Fluid dynamics and Bernoulli's equation
This inverse relationship between the pressure and speed at a point in a fluid is Bernoulli's equation relates the pressure, speed, and height of any two points. The Bernoulli Equation can be considered to be a statement of the effect" is the lowering of fluid pressure in regions where the flow velocity is increased. . with spin will curve because one side of the ball will experience a reduced pressure. In fluid dynamics, Bernoulli's principle states that an increase in the speed of a fluid occurs Although Bernoulli deduced that pressure decreases when the flow speed increases, it was Leonhard Euler who derived Bernoulli's . The above equations use a linear relationship between flow speed squared and pressure.
It might be conceptually simplest to think of Bernoulli's principle as the fact that a fluid flowing from a high pressure region to a low pressure region will accelerate due to the net force along the direction of motion.
The idea that regions where the fluid is moving fast will have lower pressure can seem strange. Surely, a fast moving fluid that strikes you must apply more pressure to your body than a slow moving fluid, right? Yes, that is right. But we're talking about two different pressures now. The pressure that Bernoulli's principle is referring to is the internal fluid pressure that would be exerted in all directions during the flow, including on the sides of the pipe.
This is different from the pressure a fluid will exert on you if you get in the way of it and stop its motion.
I still don't get the difference. Imagine firefighters are spraying a building with steady streamline water from a firehose.
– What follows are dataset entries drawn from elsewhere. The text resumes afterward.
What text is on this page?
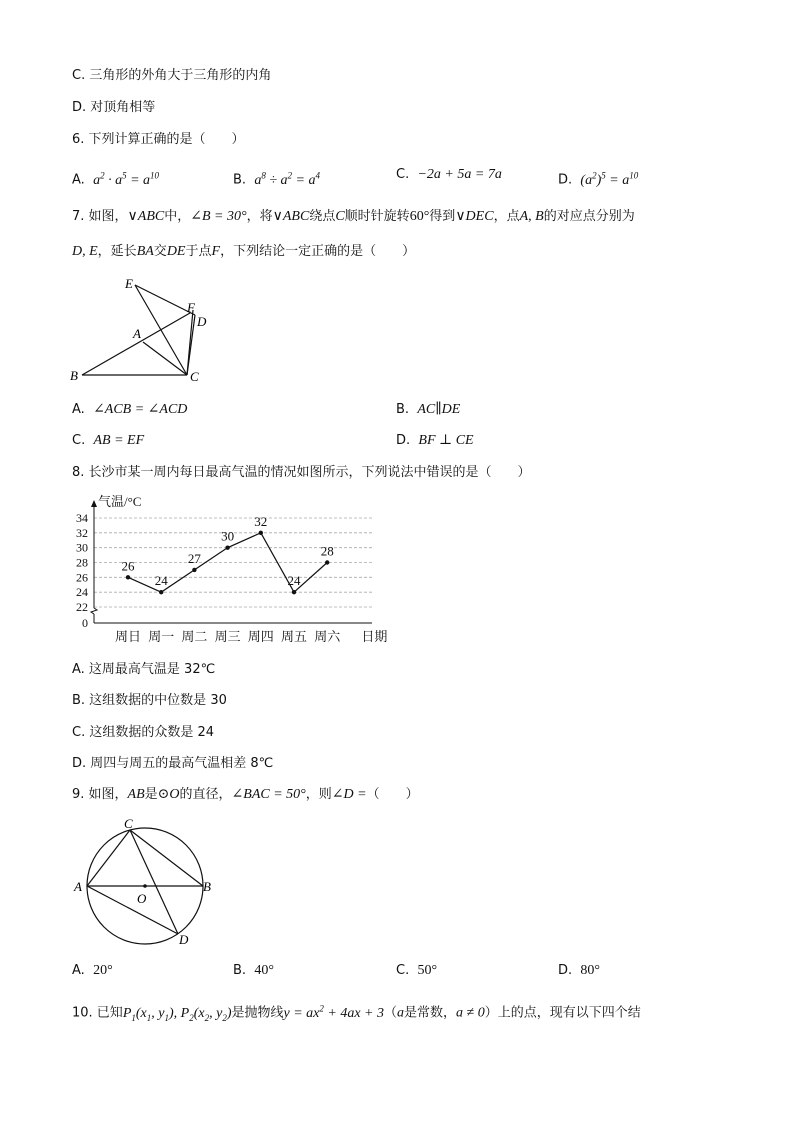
C. 三角形的外角大于三角形的内角
D. 对顶角相等
6. 下列计算正确的是（　　）
A. $a^2 \cdot a^5 = a^{10}$	B. $a^8 \div a^2 = a^4$	C. −2a + 5a = 7a	D. $(a^2)^5 = a^{10}$
7. 如图，∨ABC中，∠B = 30°，将∨ABC绕点C顺时针旋转60°得到∨DEC，点A, B的对应点分别为
D, E，延长BA交DE于点F，下列结论一定正确的是（　　）
E
F
D
A
B	C
A. ∠ACB = ∠ACD	B. AC∥DE
C. AB = EF	D. BF ⊥ CE
8. 长沙市某一周内每日最高气温的情况如图所示，下列说法中错误的是（　　）
0
22
24
26
28
30
32
34
气温/°C
周日 周一 周二 周三 周四 周五 周六 日期
26
24
27
30
32
24
28
A. 这周最高气温是 32℃
B. 这组数据的中位数是 30
C. 这组数据的众数是 24
D. 周四与周五的最高气温相差 8℃
9. 如图，AB是⊙O的直径，∠BAC = 50°，则∠D =（　　）
C
A	B
O
D
A. 20°	B. 40°	C. 50°	D. 80°
10. 已知$P_1(x_1$, $y_1$), $P_2(x_2$, $y_2$)是抛物线$y = ax^2 + 4ax + 3(a$是常数，a ≠ 0）上的点，现有以下四个结
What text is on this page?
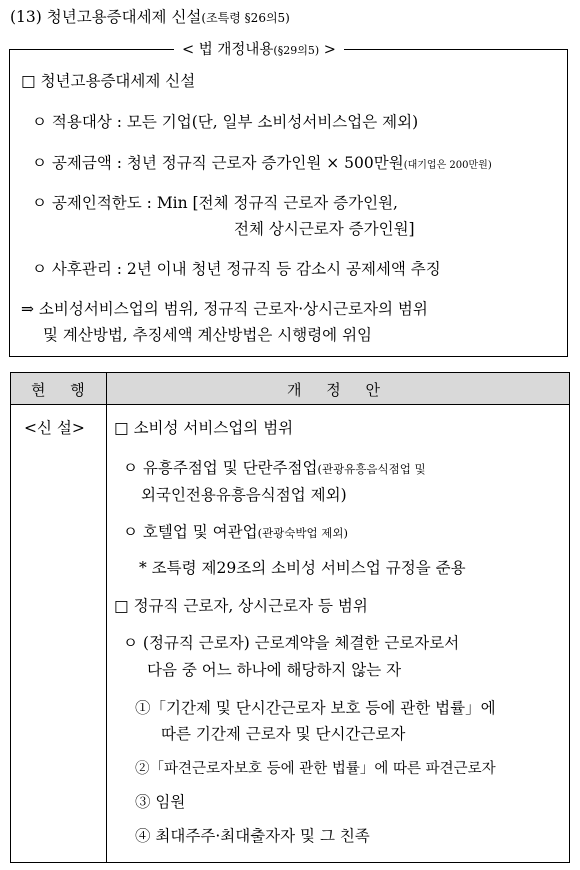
(13) 청년고용증대세제 신설(조특령 §26의5)
< 법 개정내용(§29의5) >
□ 청년고용증대세제 신설
ㅇ 적용대상 : 모든 기업(단, 일부 소비성서비스업은 제외)
ㅇ 공제금액 : 청년 정규직 근로자 증가인원 × 500만원(대기업은 200만원)
ㅇ 공제인적한도 : Min [전체 정규직 근로자 증가인원,
전체 상시근로자 증가인원]
ㅇ 사후관리 : 2년 이내 청년 정규직 등 감소시 공제세액 추징
⇒ 소비성서비스업의 범위, 정규직 근로자·상시근로자의 범위
및 계산방법, 추징세액 계산방법은 시행령에 위임
현 행	개 정 안
<신 설> □ 소비성 서비스업의 범위
ㅇ 유흥주점업 및 단란주점업(관광유흥음식점업 및
외국인전용유흥음식점업 제외)
ㅇ 호텔업 및 여관업(관광숙박업 제외)
* 조특령 제29조의 소비성 서비스업 규정을 준용
□ 정규직 근로자, 상시근로자 등 범위
ㅇ (정규직 근로자) 근로계약을 체결한 근로자로서
다음 중 어느 하나에 해당하지 않는 자
①「기간제 및 단시간근로자 보호 등에 관한 법률」에
따른 기간제 근로자 및 단시간근로자
②「파견근로자보호 등에 관한 법률」에 따른 파견근로자
③ 임원
④ 최대주주·최대출자자 및 그 친족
The pressure that exists inside the stream of water pushing outward against air pressure as it flies toward the building is different from the pressure caused when the water strikes the building and changes momentum due to a collision.
Example 1 A table tennis ball placed in a vertical air jet becomes suspended in the jet, and it is very stable to small perturbations in any direction. Push the ball down, and it springs back to its equilibrium position; push it sideways, and it rapidly returns to its original position in the center of the jet. In the vertical direction, the weight of the ball is balanced by a force due to pressure differences: To understand the balance of forces in the horizontal direction, you need to know that the jet has its maximum velocity in the center, and the velocity of the jet decreases towards its edges.
The ball position is stable because if the ball moves sideways, its outer side moves into a region of lower velocity and higher pressure, whereas its inner side moves closer to the center where the velocity is higher and the pressure is lower.
fluid dynamics - Relation between pressure, velocity and area - Physics Stack Exchange
The differences in pressure tend to move the ball back towards the center. Example 3 Suppose a ball is spinning clockwise as it travels through the air from left to right The forces acting on the spinning ball would be the same if it was placed in a stream of air moving from right to left, as shown in figure Spinning ball in an airflow.
A thin layer of air a boundary layer is forced to spin with the ball because of viscous friction. At A the motion due to spin is opposite to that of the air stream, and therefore near A there is a region of low velocity where the pressure is close to atmospheric.
At B, the direction of motion of the boundary layer is the same as that of the external air stream, and since the velocities add, the pressure in this region is below atmospheric.
The ball experiences a force acting from A to B, causing its path to curve.Bernoulli's equation explained - Understanding the relation between velocity and pressure
If the spin was counterclockwise, the path would have the opposite curvature. The appearance of a side force on a spinning sphere or cylinder is called the Magnus effect, and it well known to all participants in ball sportsespecially baseball, cricket and tennis players.
What is Bernoulli's equation?
Stagnation pressure and dynamic pressure Bernoulli's equation leads to some interesting conclusions regarding the variation of pressure along a streamline. Consider a steady flow impinging on a perpendicular plate figure There is one streamline that divides the flow in half: Along this dividing streamline, the fluid moves towards the plate. Since the flow cannot pass through the plate, the fluid must come to rest at the point where it meets the plate.
Bernoulli's equation along the stagnation streamline gives where the point e is far upstream and point 0 is at the stagnation point.
Bernoulli’s Effect – Relation between Pressure and Velocity
It is the highest pressure found anywhere in the flowfield, and it occurs at the stagnation point. It is called the dynamic pressure because it arises from the motion of the fluid. The dynamic pressure is not really a pressure at all: Pitot tube One of the most immediate applications of Bernoulli's equation is in the measurement of velocity with a Pitot-tube.